As described in Steinman et al. glycogenolysis is required in rats for hippocampal memory consolidation, LTP and expression of cofilin and other memory-related genes. During glycogenolytic inhibition all of these events can be rescued by lactate administration. Lactate exits astrocytes via monocarboxylate transporters (MCT) 1 and 4 and enters neurons via MCT 2. Blockade of MCT1 or MCT4 expression inhibits memory and associated neuronal gene expressions, showing essential effects of extracellular lactate signaling and/or neuronal lactate uptake. MCT1 and 4 are upregulated by learning, but MCT2 is not (Suzuki et al., 2011; Tadi et al., 2015). Nevertheless, memory in rats is inhibited after MCT2 blockade, implying importance of neuronal lactate uptake, although memory-induced rise in extracellular lactate is modest (Steinman et al.). This suggests that only selected structures are accumulating glycogen-derived lactate, which is consistent with the lack of observed learning-induced down-regulation of MCT2. These structures might be the minute glutamatergic dendritic spines expressing AMPA glutamate receptors. They are enriched in MCT2 co-localized with GluA2/3 (Bergersen et al., 2005), and the actin depolymerizing protein cofilin is required for spine enlargement during early LTP (Rust, 2015). The spines rarely have mitochondria (Bergersen et al., 2005), but MCT2-mediated lactate accumulation and subsequent oxidation to pyruvate would rapidly produce ATP needed for remodeling of actin without interfering with glucose utilization by competition for NAD+ (Hertz, 2004).
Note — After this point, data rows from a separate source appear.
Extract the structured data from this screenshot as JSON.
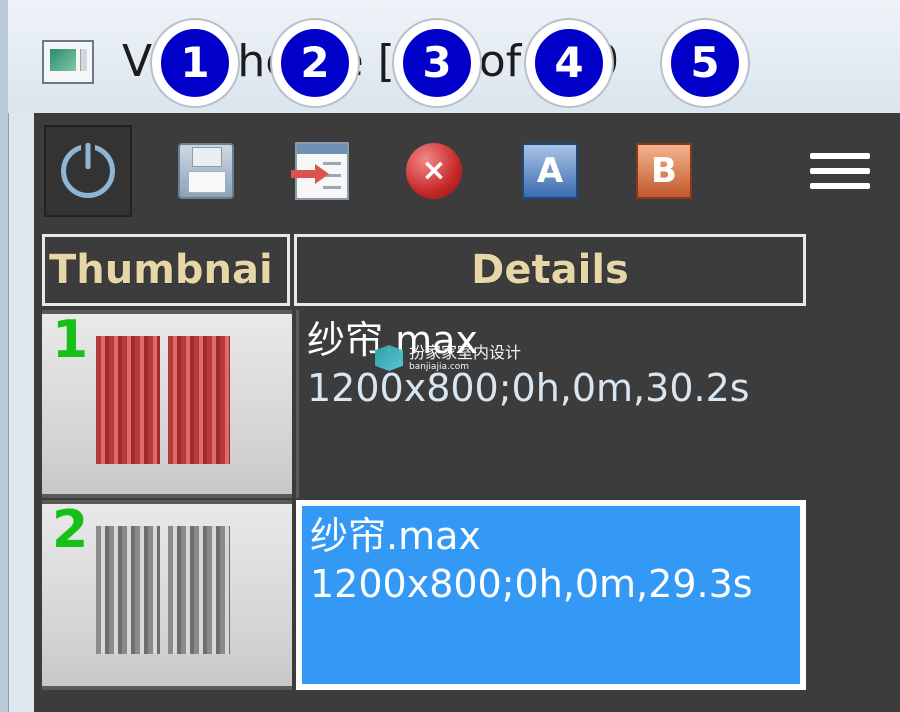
{
  "window": {
    "title": "Vray framebuffer [1 of 120",
    "title_visible": "V    y t     he   ffe     [1     5 of 120"
  },
  "callouts": [
    "1",
    "2",
    "3",
    "4",
    "5"
  ],
  "toolbar": {
    "buttons": [
      {
        "icon": "power-icon"
      },
      {
        "icon": "save-icon"
      },
      {
        "icon": "load-icon"
      },
      {
        "icon": "delete-icon"
      },
      {
        "icon": "compare-a-icon",
        "letter": "A"
      },
      {
        "icon": "compare-b-icon",
        "letter": "B"
      }
    ],
    "menu_icon": "hamburger-menu-icon"
  },
  "table": {
    "columns": [
      "Thumbnai",
      "Details"
    ],
    "rows": [
      {
        "index": "1",
        "name": "纱帘.max",
        "info": "1200x800;0h,0m,30.2s",
        "thumb": "red",
        "selected": false
      },
      {
        "index": "2",
        "name": "纱帘.max",
        "info": "1200x800;0h,0m,29.3s",
        "thumb": "gray",
        "selected": true
      }
    ]
  },
  "watermark": {
    "main": "扮家家室内设计",
    "sub": "banjiajia.com"
  },
  "colors": {
    "panel_bg": "#3c3c3c",
    "selection": "#3399f5",
    "callout_fill": "#0000c8",
    "header_text": "#e6d6a8",
    "row_number": "#16c016"
  }
}
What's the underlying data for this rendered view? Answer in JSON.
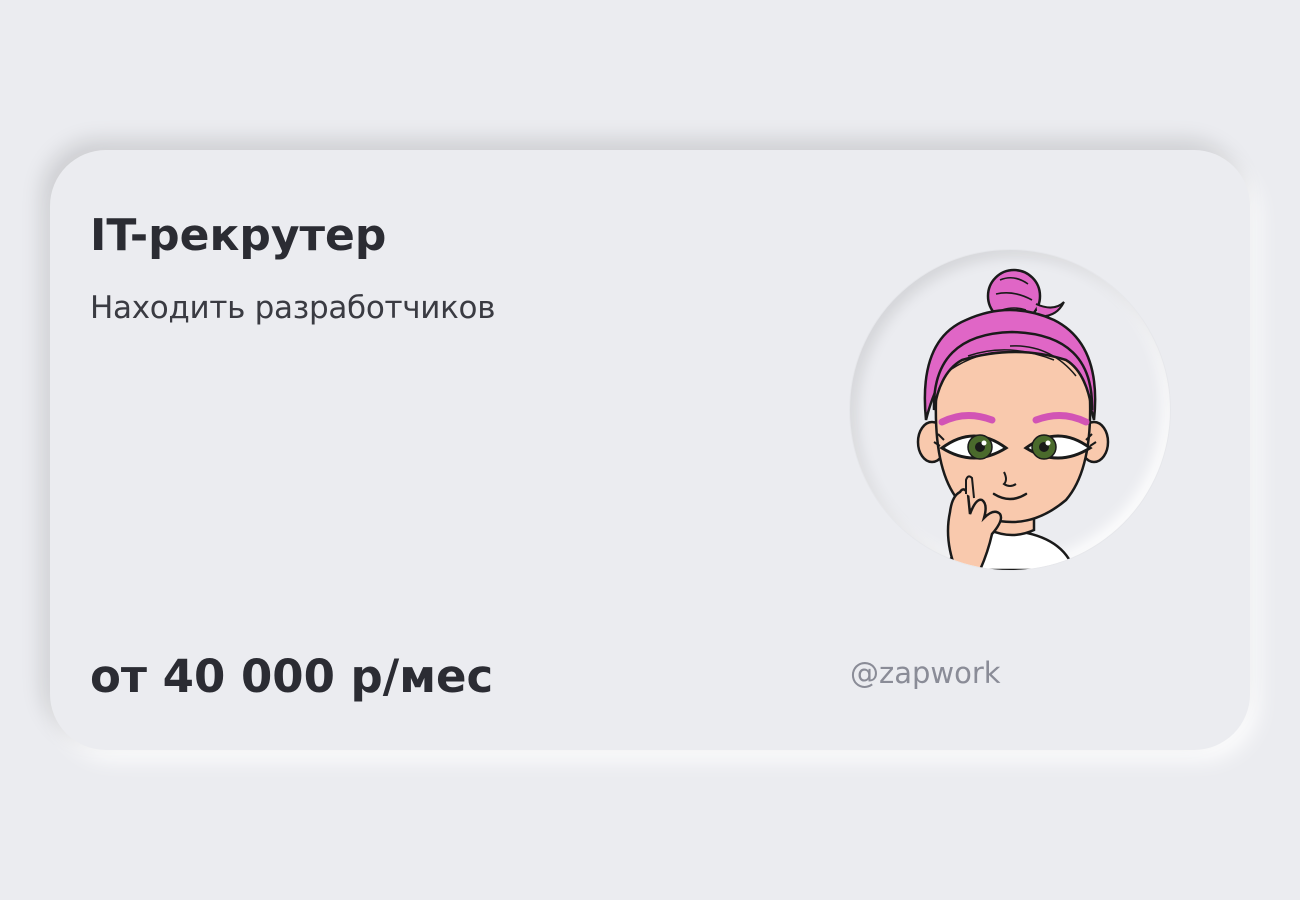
{
  "card": {
    "title": "IT-рекрутер",
    "subtitle": "Находить разработчиков",
    "price": "от 40 000 р/мес",
    "handle": "@zapwork"
  },
  "avatar": {
    "icon": "recruiter-girl-avatar",
    "hair_color": "#e066c6",
    "skin_color": "#f9c9ad",
    "eye_color": "#4a6a2c"
  },
  "colors": {
    "background": "#ebecf0",
    "text_primary": "#2b2c33",
    "text_secondary": "#3a3b42",
    "text_muted": "#8a8c97"
  }
}
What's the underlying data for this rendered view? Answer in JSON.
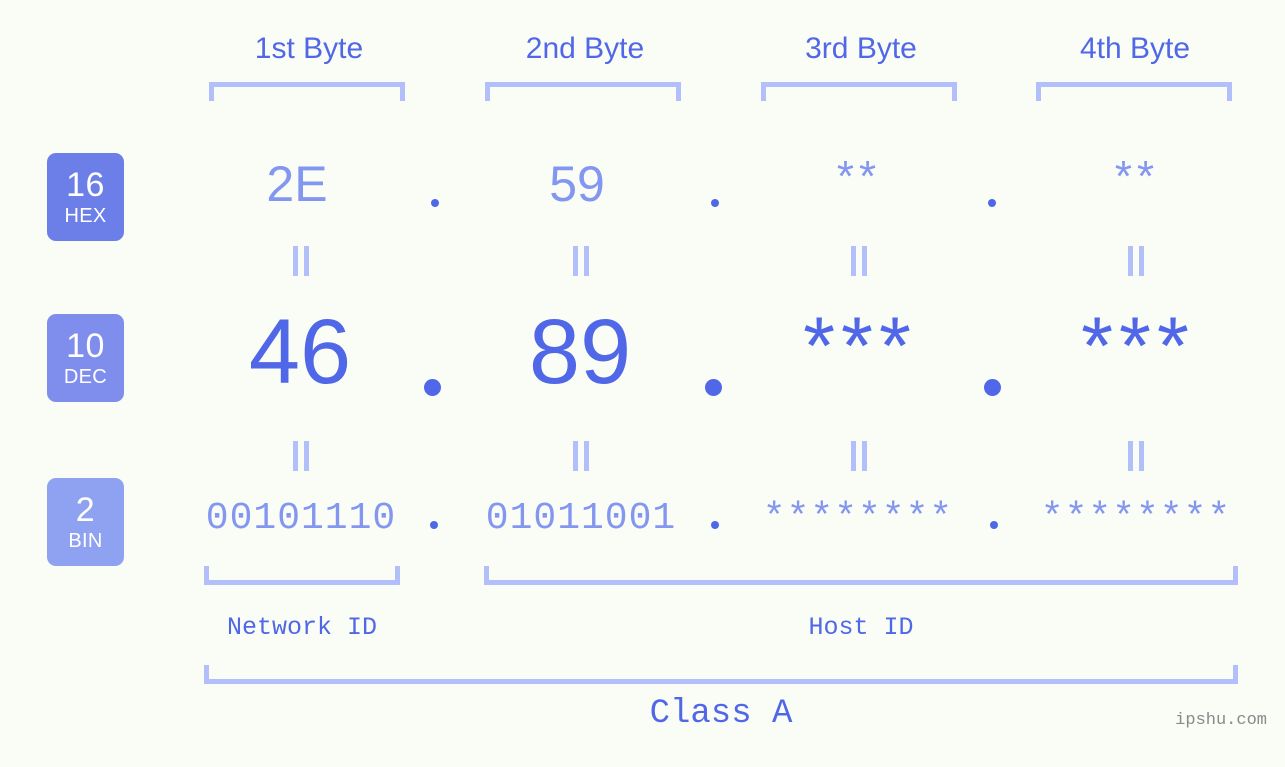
{
  "theme": {
    "background": "#fafcf6",
    "accent_strong": "#5067e8",
    "accent_mid": "#8497f0",
    "accent_light": "#b3bffa",
    "badge_hex": "#6c7fe9",
    "badge_dec": "#7f8eed",
    "badge_bin": "#8fa2f2",
    "watermark": "#8a8a8a"
  },
  "columns": [
    {
      "label": "1st Byte"
    },
    {
      "label": "2nd Byte"
    },
    {
      "label": "3rd Byte"
    },
    {
      "label": "4th Byte"
    }
  ],
  "rows": [
    {
      "base": "16",
      "system": "HEX",
      "values": [
        "2E",
        "59",
        "**",
        "**"
      ],
      "separator": "."
    },
    {
      "base": "10",
      "system": "DEC",
      "values": [
        "46",
        "89",
        "***",
        "***"
      ],
      "separator": "."
    },
    {
      "base": "2",
      "system": "BIN",
      "values": [
        "00101110",
        "01011001",
        "********",
        "********"
      ],
      "separator": "."
    }
  ],
  "equality_mark": "||",
  "segments": [
    {
      "label": "Network ID"
    },
    {
      "label": "Host ID"
    }
  ],
  "class": {
    "label": "Class A"
  },
  "watermark": {
    "text": "ipshu.com"
  }
}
LTP dependence on glycogenolysis has been confirmed in brain slices from young rats (Drulis-Fajdasz et al., 2015). Signaling functions of extracellular lactate are further discussed by DiNuzzo. Stimulation of Gi-protein coupled hydroxycarboxylic acid (HCA) receptors by D- or L-lactate reduces neuronal activity. In contrast, the noradrenergic neurons of locus coeruleus (LC) are stimulated with EC50 ~0.5 mM by astrocyte-released L-lactate, but not D-lactate, in a glycogenolysis-dependent manner, a paradigm-shifting observation.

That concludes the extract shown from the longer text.